Archaeologist Dr Jill Eyers said: "The only explanation you keep coming back to is that it's got to be a brothel." With little or no effective contraception, unwanted pregnancies could have been common at Roman brothels, explained Dr Eyers, who works for Chiltern Archaeology.
Archaeological records suggest infants were not considered to be "full" human beings until about the age of two, said Dr Eyers. Children any younger than that age were not buried in cemeteries. As a result, infant burials tended to be at domestic sites in the Roman era.
Even so, say experts, the number at the Yewden villa at Hambleden is extraordinary.
"There is no other site that would yield anything like the 97 infant burials," said Dr Simon Mays, a skeletal biologist at English Heritage's Centre for Archaeology, who has been investigating the finds.

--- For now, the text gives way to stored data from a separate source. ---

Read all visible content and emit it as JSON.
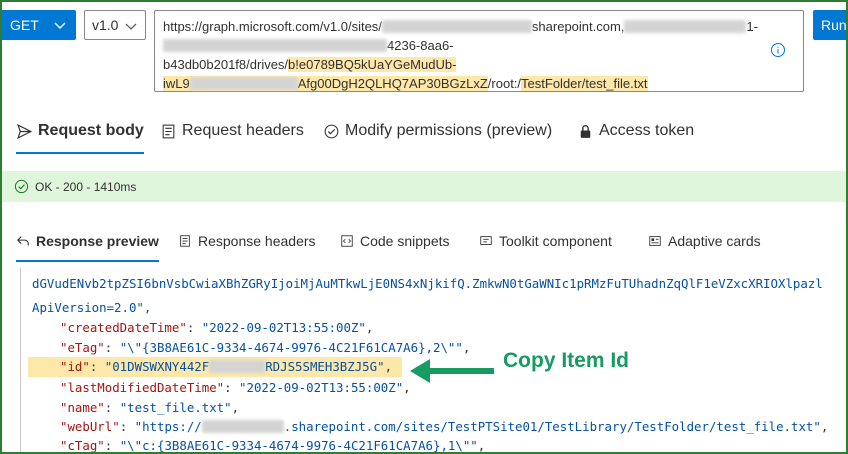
{
  "toolbar": {
    "method": "GET",
    "version": "v1.0",
    "run_label": "Run"
  },
  "url": {
    "line1_prefix": "https://graph.microsoft.com/v1.0/sites/",
    "line1_mid": "sharepoint.com,",
    "line1_tail": "1-",
    "line2_tail": "4236-8aa6-",
    "line3_plain": "b43db0b201f8/drives/",
    "line3_hl": "b!e0789BQ5kUaYGeMudUb-",
    "line4_hl_a": "iwL9",
    "line4_hl_b": "Afg00DgH2QLHQ7AP30BGzLxZ",
    "line4_plain": "/root:/",
    "line4_hl_c": "TestFolder/test_file.txt"
  },
  "request_tabs": [
    {
      "label": "Request body",
      "icon": "send-icon",
      "active": true
    },
    {
      "label": "Request headers",
      "icon": "document-icon",
      "active": false
    },
    {
      "label": "Modify permissions (preview)",
      "icon": "shield-check-icon",
      "active": false
    },
    {
      "label": "Access token",
      "icon": "lock-icon",
      "active": false
    }
  ],
  "status": {
    "text": "OK - 200 - 1410ms",
    "color": "#dff6dd"
  },
  "response_tabs": [
    {
      "label": "Response preview",
      "icon": "back-arrow-icon",
      "active": true
    },
    {
      "label": "Response headers",
      "icon": "document-icon",
      "active": false
    },
    {
      "label": "Code snippets",
      "icon": "code-icon",
      "active": false
    },
    {
      "label": "Toolkit component",
      "icon": "toolkit-icon",
      "active": false
    },
    {
      "label": "Adaptive cards",
      "icon": "card-icon",
      "active": false
    }
  ],
  "response": {
    "wrap_line1": "dGVudENvb2tpZSI6bnVsbCwiaXBhZGRyIjoiMjAuMTkwLjE0NS4xNjkifQ.ZmkwN0tGaWNIc1pRMzFuTUhadnZqQlF1eVZxcXRIOXlpazl",
    "wrap_line2": "ApiVersion=2.0\",",
    "created_key": "\"createdDateTime\"",
    "created_val": "\"2022-09-02T13:55:00Z\"",
    "etag_key": "\"eTag\"",
    "etag_val": "\"\\\"{3B8AE61C-9334-4674-9976-4C21F61CA7A6},2\\\"\"",
    "id_key": "\"id\"",
    "id_val_a": "\"01DWSWXNY442F",
    "id_val_b": "RDJS5SMEH3BZJ5G\"",
    "modified_key": "\"lastModifiedDateTime\"",
    "modified_val": "\"2022-09-02T13:55:00Z\"",
    "name_key": "\"name\"",
    "name_val": "\"test_file.txt\"",
    "weburl_key": "\"webUrl\"",
    "weburl_val_a": "\"https://",
    "weburl_val_b": ".sharepoint.com/sites/TestPTSite01/TestLibrary/TestFolder/test_file.txt\"",
    "ctag_key": "\"cTag\"",
    "ctag_val": "\"\\\"c:{3B8AE61C-9334-4674-9976-4C21F61CA7A6},1\\\"\""
  },
  "annotation": {
    "callout": "Copy Item Id",
    "color": "#169b62"
  }
}
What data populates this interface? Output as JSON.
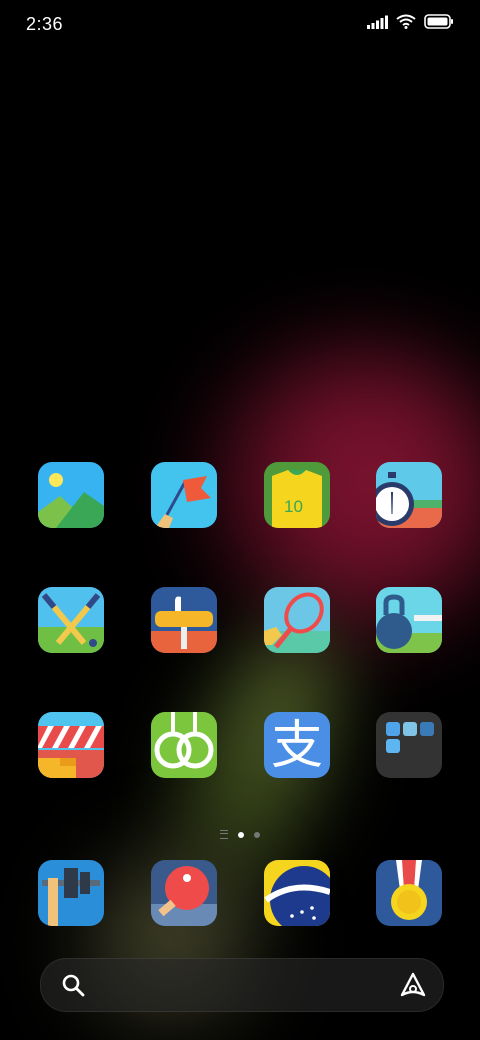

The Hambleden site, close to the River Thames, was excavated 100 years ago and identified as a high status Roman villa. The dig was on a massive scale but is now buried under a wheat field.
But meticulous records were left by a naturalist and archaeologist called Alfred Heneage Cocks. More than 300 boxes full of artefacts, pottery and bones were recently re-discovered at Buckinghamshire County Museum along with Cocks' original
report published in 1921, and a small photo archive. The records give precise locations for the infant bodies, which were hidden under walls or buried under courtyards close to each other. Cocks' original report paid little attention to these remains, which are now being tested for the first time by English Heritage.
The Hambleden investigation features in a new BBC TV archaeology series, Digging for Britain presented by Dr Alice Roberts, to be broadcast on BBC Two in July and August.